Selon un récent rapport publié par l’INRA marocain, l’objectif assigné, 160.000 hectares à l’horizon 2020, est d’ores et déjà atteint et « la filière est devenue lucrative et créatrice d’emplois de proximité, générant ainsi des revenus importants pour le monde rural par la commercialisation des récoltes, la valorisation des fruits et de ses déchets, et la fabrication des produits à haute valeur ajoutée ».
Toutefois, alertent les rédacteurs du rapport, « la pérennité de cet écosystème est gravement menacé après l’apparition d’un ravageur, invasif et destructeur, Dactylopuis Opuntiae,une cochenille très spécifique au cactus, dont la première apparition a été signalée en 2014. « Les attaques de ce redoutable ravageur, avertissent-ils, « sont rapides et imprévisible et, par conséquent, la destruction des superficies plantées s’étend de manière inquiétante ».
Un plan de lutte a été rapidement mis en place et les actions d’urgence ont consisté à procéder à des traitements chimiques, à l’arrache et l’enfouissement des pieds infestés. Parallèlement, une équipe de chercheurs de l’INRA et du Centre internationale de recherche agricole dans les zones arides s’est attelée à identifier et sélectionner les variétés ou clones résistants à cette cochenille pour servir à la reconstitution des plantations détruites. huit génotypes résistants ont été sélectionné au bout de cette étude et inscrite en 2017 au catalogue officiel marocain. Il s’agit des variétés dites « Marjana », « Belara », « Karama », « Ghalia », « Angad », « Cherratia », « Melk Zhar » et « Aakria ». 

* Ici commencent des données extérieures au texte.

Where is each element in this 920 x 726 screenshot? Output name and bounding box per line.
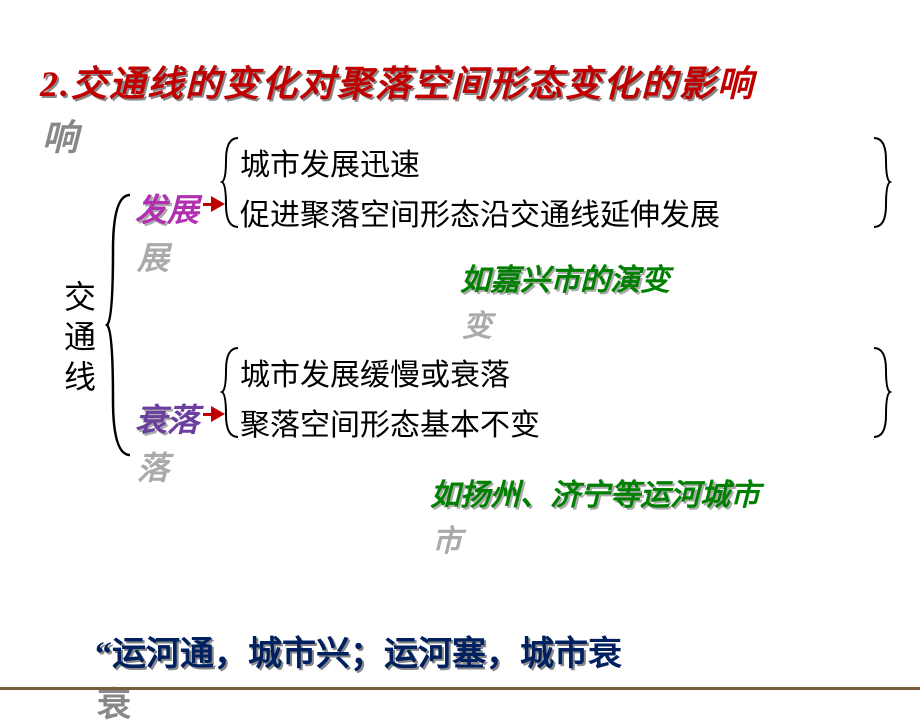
- branch2-line2: 聚落空间形态基本不变: [240, 400, 540, 444]
- branch1-brace-left: [220, 135, 242, 230]
- branch1-line1: 城市发展迅速: [240, 140, 420, 184]
- branch2-example: 如扬州、济宁等运河城市 如扬州、济宁等运河城市: [430, 470, 760, 514]
- diagram-title: 2.交通线的变化对聚落空间形态变化的影响 2.交通线的变化对聚落空间形态变化的影…: [40, 55, 755, 107]
- branch1-brace-right: [870, 135, 892, 230]
- root-label: 交通线: [55, 280, 101, 400]
- branch1-example: 如嘉兴市的演变 如嘉兴市的演变: [460, 255, 670, 299]
- branch2-label: 衰落 衰落: [135, 395, 199, 441]
- branch1-line2: 促进聚落空间形态沿交通线延伸发展: [240, 190, 720, 234]
- root-brace: [105, 190, 135, 460]
- branch2-brace-left: [220, 345, 242, 440]
- branch2-line1: 城市发展缓慢或衰落: [240, 350, 510, 394]
- quote: “运河通，城市兴；运河塞，城市衰 “运河通，城市兴；运河塞，城市衰: [95, 626, 622, 675]
- branch2-brace-right: [870, 345, 892, 440]
- branch1-label: 发展 发展: [135, 185, 199, 231]
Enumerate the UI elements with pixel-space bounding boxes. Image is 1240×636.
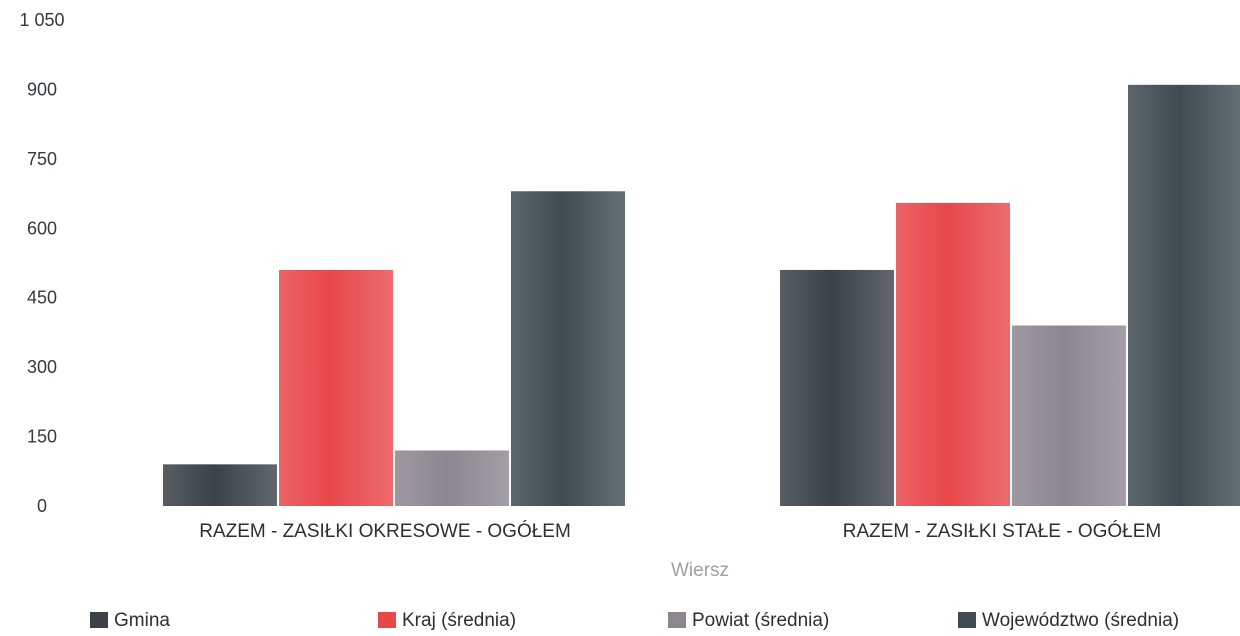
legend: Gmina Kraj (średnia) Powiat (średnia) Wojew…	[90, 610, 1179, 631]
y-tick-label: 0	[37, 496, 47, 516]
legend-swatch	[90, 612, 108, 628]
legend-swatch	[958, 612, 976, 628]
legend-swatch	[668, 612, 686, 628]
y-tick-label: 750	[27, 149, 57, 169]
x-tick-label: RAZEM - ZASIŁKI STAŁE - OGÓŁEM	[843, 520, 1161, 542]
x-tick-label: RAZEM - ZASIŁKI OKRESOWE - OGÓŁEM	[199, 520, 571, 542]
bar	[279, 269, 393, 506]
legend-label: Powiat (średnia)	[692, 610, 829, 631]
bars	[163, 84, 1240, 507]
bar	[1012, 325, 1126, 506]
y-tick-label: 300	[27, 357, 57, 377]
bar	[1128, 84, 1240, 507]
legend-swatch	[378, 612, 396, 628]
y-axis: 0 150 300 450 600 750 900 1 050	[19, 10, 64, 516]
x-axis-title: Wiersz	[671, 560, 729, 581]
legend-label: Gmina	[114, 610, 170, 631]
y-tick-label: 450	[27, 288, 57, 308]
bar	[511, 191, 625, 506]
bar	[896, 202, 1010, 507]
y-tick-label: 150	[27, 427, 57, 447]
legend-label: Województwo (średnia)	[982, 610, 1179, 631]
bar	[780, 269, 894, 506]
y-tick-label: 1 050	[19, 10, 64, 30]
legend-label: Kraj (średnia)	[402, 610, 516, 631]
bar	[395, 450, 509, 506]
bar	[163, 464, 277, 506]
y-tick-label: 600	[27, 218, 57, 238]
y-tick-label: 900	[27, 79, 57, 99]
x-axis: RAZEM - ZASIŁKI OKRESOWE - OGÓŁEM RAZEM -…	[199, 520, 1161, 542]
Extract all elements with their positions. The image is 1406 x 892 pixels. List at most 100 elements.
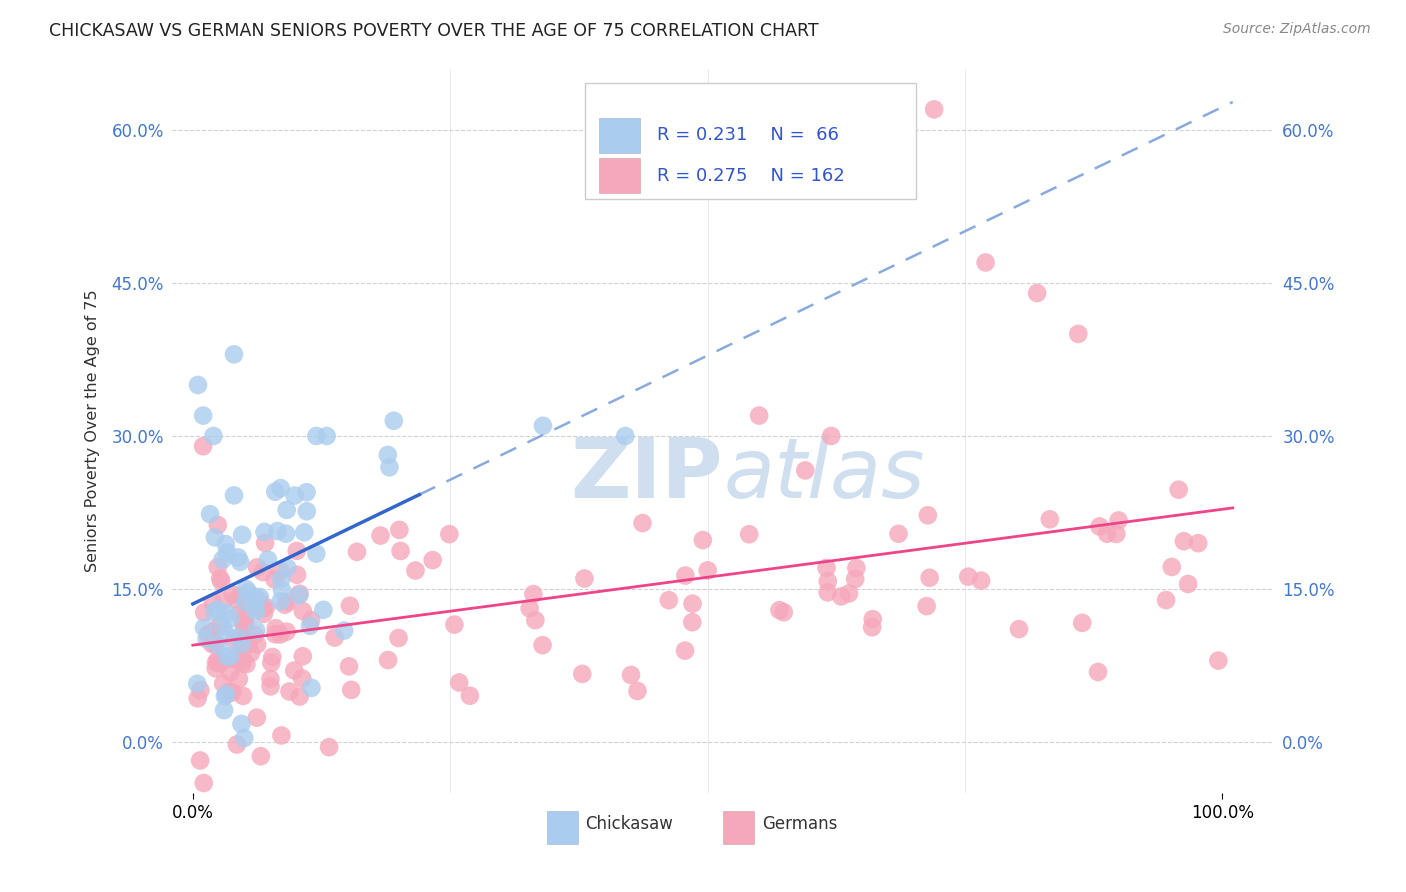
Bar: [547, 812, 578, 844]
Point: [377, 653, 399, 667]
Point: [323, 631, 346, 645]
Point: [682, 597, 704, 611]
Point: [1177, 577, 1199, 591]
Point: [233, 595, 256, 609]
Point: [270, 728, 292, 742]
Point: [862, 612, 884, 626]
Point: [389, 544, 412, 558]
Point: [228, 672, 250, 686]
Point: [253, 607, 276, 621]
Point: [1167, 483, 1189, 497]
Point: [574, 572, 596, 586]
Point: [245, 605, 267, 619]
Point: [524, 613, 547, 627]
Point: [217, 685, 239, 699]
Bar: [599, 159, 641, 194]
Point: [305, 547, 328, 561]
Point: [312, 603, 335, 617]
Point: [315, 429, 337, 443]
Text: CHICKASAW VS GERMAN SENIORS POVERTY OVER THE AGE OF 75 CORRELATION CHART: CHICKASAW VS GERMAN SENIORS POVERTY OVER…: [49, 22, 818, 40]
Point: [207, 602, 229, 616]
Point: [815, 561, 838, 575]
Point: [190, 683, 212, 698]
Point: [1208, 654, 1230, 668]
Point: [238, 637, 260, 651]
Point: [249, 594, 271, 608]
Point: [235, 582, 257, 596]
Point: [285, 567, 308, 582]
Point: [246, 638, 269, 652]
Point: [211, 552, 233, 566]
Point: [235, 615, 257, 630]
Point: [276, 561, 298, 575]
Point: [377, 448, 399, 462]
Text: atlas: atlas: [723, 434, 925, 515]
Point: [215, 649, 238, 664]
Point: [228, 607, 250, 622]
Point: [692, 533, 714, 547]
Point: [252, 565, 274, 579]
Point: [673, 568, 696, 582]
Point: [186, 677, 208, 691]
Point: [443, 617, 465, 632]
Point: [772, 605, 794, 619]
Text: ZIP: ZIP: [571, 434, 723, 515]
Text: Source: ZipAtlas.com: Source: ZipAtlas.com: [1223, 22, 1371, 37]
Point: [229, 555, 252, 569]
Point: [232, 689, 254, 703]
Point: [207, 638, 229, 652]
Point: [243, 628, 266, 642]
Point: [305, 429, 328, 443]
Point: [917, 508, 939, 523]
Point: [276, 624, 298, 639]
Point: [204, 661, 226, 675]
Point: [299, 619, 322, 633]
Point: [263, 573, 285, 587]
Point: [794, 463, 817, 477]
Point: [291, 649, 314, 664]
Point: [681, 615, 703, 630]
Point: [266, 524, 288, 538]
Point: [201, 637, 224, 651]
Point: [204, 530, 226, 544]
Point: [283, 664, 305, 678]
Point: [188, 754, 211, 768]
Point: [404, 564, 426, 578]
Point: [245, 590, 267, 604]
Point: [243, 601, 266, 615]
Point: [222, 347, 245, 361]
Point: [259, 672, 281, 686]
Point: [340, 682, 363, 697]
Point: [270, 572, 292, 586]
Point: [195, 632, 218, 646]
Point: [233, 631, 256, 645]
Point: [285, 544, 308, 558]
Point: [531, 638, 554, 652]
Point: [219, 648, 242, 663]
Point: [271, 583, 294, 598]
Point: [264, 621, 287, 635]
Point: [1105, 527, 1128, 541]
Point: [571, 666, 593, 681]
Point: [288, 587, 311, 601]
Point: [240, 646, 263, 660]
Point: [215, 545, 238, 559]
Point: [519, 601, 541, 615]
Point: [1071, 615, 1094, 630]
Point: [291, 604, 314, 618]
Point: [215, 627, 238, 641]
Point: [238, 585, 260, 599]
Point: [292, 525, 315, 540]
Point: [231, 645, 253, 659]
Point: [225, 592, 247, 607]
Point: [202, 624, 225, 639]
Point: [264, 627, 287, 641]
Point: [208, 618, 231, 632]
Point: [231, 657, 253, 671]
Point: [212, 593, 235, 607]
Point: [193, 621, 215, 635]
Point: [838, 586, 860, 600]
Point: [277, 595, 299, 609]
Text: R = 0.231    N =  66: R = 0.231 N = 66: [657, 126, 839, 145]
Point: [212, 676, 235, 690]
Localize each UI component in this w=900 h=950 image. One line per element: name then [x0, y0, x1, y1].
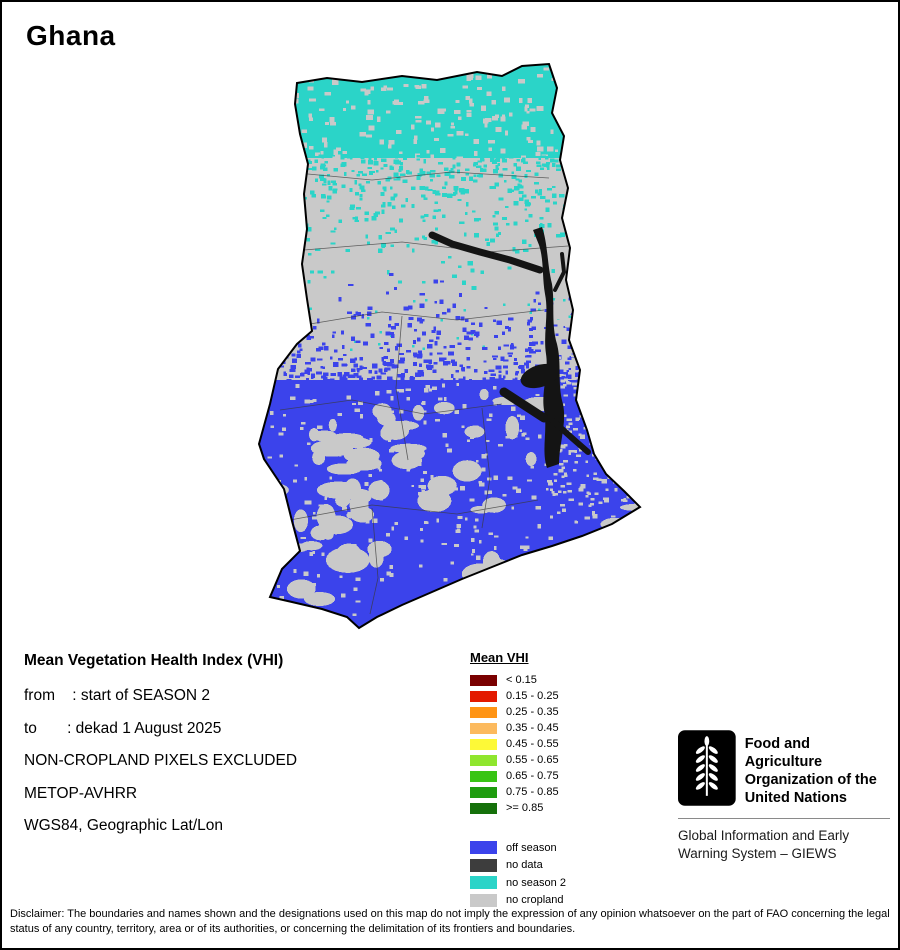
info-line-sensor: METOP-AVHRR — [24, 784, 138, 802]
legend-row: < 0.15 — [470, 672, 566, 688]
fao-header: Food and Agriculture Organization of the… — [678, 730, 890, 807]
region-boundaries — [279, 171, 569, 615]
legend-swatch — [470, 754, 497, 766]
fao-org-name: Food and Agriculture Organization of the… — [745, 730, 890, 807]
legend-label: 0.15 - 0.25 — [506, 690, 559, 702]
vhi-class-legend: < 0.15 0.15 - 0.25 0.25 - 0.35 0.35 - 0.45 0… — [470, 672, 566, 816]
info-line-to: to : dekad 1 August 2025 — [24, 719, 222, 737]
map-metadata: Mean Vegetation Health Index (VHI) from … — [24, 652, 297, 850]
fao-org-line: United Nations — [744, 790, 847, 806]
legend-label: 0.25 - 0.35 — [506, 706, 559, 718]
legend-label: no data — [506, 859, 543, 872]
fao-org-line: Food and Agriculture — [744, 736, 823, 770]
vhi-heading: Mean Vegetation Health Index (VHI) — [24, 652, 284, 669]
disclaimer-text: Disclaimer: The boundaries and names sho… — [10, 908, 890, 935]
map-container — [252, 58, 644, 636]
legend-swatch — [470, 722, 497, 734]
fao-org-line: Organization of the — [744, 772, 877, 788]
legend-row: 0.45 - 0.55 — [470, 736, 566, 752]
legend-label: off season — [506, 841, 557, 854]
legend-label: 0.65 - 0.75 — [506, 770, 559, 782]
legend-label: 0.55 - 0.65 — [506, 754, 559, 766]
legend-title: Mean VHI — [470, 650, 529, 665]
legend-row: 0.35 - 0.45 — [470, 720, 566, 736]
legend: Mean VHI < 0.15 0.15 - 0.25 0.25 - 0.35 0.3… — [470, 650, 566, 909]
legend-label: no season 2 — [506, 876, 566, 889]
info-line-from: from : start of SEASON 2 — [24, 687, 211, 704]
legend-swatch — [470, 706, 497, 718]
legend-row: no data — [470, 857, 566, 875]
no-season2-zone — [259, 64, 640, 158]
legend-swatch — [470, 893, 497, 907]
raster-speckles — [259, 64, 640, 628]
legend-label: < 0.15 — [506, 674, 537, 686]
info-line-noncropland: NON-CROPLAND PIXELS EXCLUDED — [24, 752, 298, 769]
status-class-legend: off season no data no season 2 no cropland — [470, 839, 566, 909]
lake-volta-no-data — [428, 227, 591, 468]
legend-row: 0.55 - 0.65 — [470, 752, 566, 768]
legend-label: >= 0.85 — [506, 802, 544, 814]
legend-swatch — [470, 858, 497, 872]
wheat-ear-icon — [695, 736, 718, 790]
fao-divider — [678, 818, 890, 819]
legend-row: no season 2 — [470, 874, 566, 892]
giews-line: Global Information and Early — [678, 828, 850, 843]
legend-row: 0.65 - 0.75 — [470, 768, 566, 784]
legend-label: 0.35 - 0.45 — [506, 722, 559, 734]
giews-caption: Global Information and Early Warning Sys… — [678, 827, 890, 863]
legend-swatch — [470, 738, 497, 750]
legend-row: 0.15 - 0.25 — [470, 688, 566, 704]
legend-row: 0.25 - 0.35 — [470, 704, 566, 720]
fao-logo — [678, 730, 736, 806]
legend-row: no cropland — [470, 892, 566, 910]
legend-label: 0.75 - 0.85 — [506, 786, 559, 798]
legend-label: no cropland — [506, 894, 564, 907]
legend-row: >= 0.85 — [470, 800, 566, 816]
giews-line: Warning System – GIEWS — [678, 846, 837, 861]
legend-swatch — [470, 841, 497, 855]
info-line-projection: WGS84, Geographic Lat/Lon — [24, 817, 224, 834]
legend-swatch — [470, 770, 497, 782]
legend-swatch — [470, 690, 497, 702]
legend-swatch — [470, 802, 497, 814]
legend-label: 0.45 - 0.55 — [506, 738, 559, 750]
legend-row: 0.75 - 0.85 — [470, 784, 566, 800]
legend-row: off season — [470, 839, 566, 857]
legend-swatch — [470, 674, 497, 686]
fao-block: Food and Agriculture Organization of the… — [678, 730, 890, 863]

Les huit variétés de cactus marocain.

Outre leur résistance, ces variétés ont des caractères intéressants, qu’elles ne partagent pas toutes, décrits ainsi : vigoureuse, robuste, très productive, très bonne qualité organoleptique et fourragère, maturité entre juillet à fin août, cladodes inermes (sans épines) à utiliser comme fourrage, très épineux et très riche en azote pour le bétail, épineux et sensible à la sécheresse, fruit juteux, très sucré et savoureux, riche en vitamines et antioxydants, peu acidulé et très sucré,  fruit trop acidulé et peu sucré dont la maturité s’étale de septembre à janvier, apprécié par les diabétique.
Grâce à ce travail, et à la multiplication de ces variétés par les pépiniéristes, les paysans marocains peuvent ainsi remplacer les sites infestés ou dévastés par la cochenille et renouer avec une activité lucrative.

Pour l’heure, aucune alerte n’a été lancée dans notre pays, mais l’Organisation des Nations Unies pour l’Alimentation et l’Agriculture (FAO) avait averti et appelé,  l’an dernier,  aussi bien l’Algérie que la Tunisie, à agir rapidement pour prévenir la contamination par l’interdiction de l’introduction de cactus, le renforcement du contrôle des frontières et de préconiser d’ores et déjà des actions de lutte en cas, probable, d’introduction de la cochenille.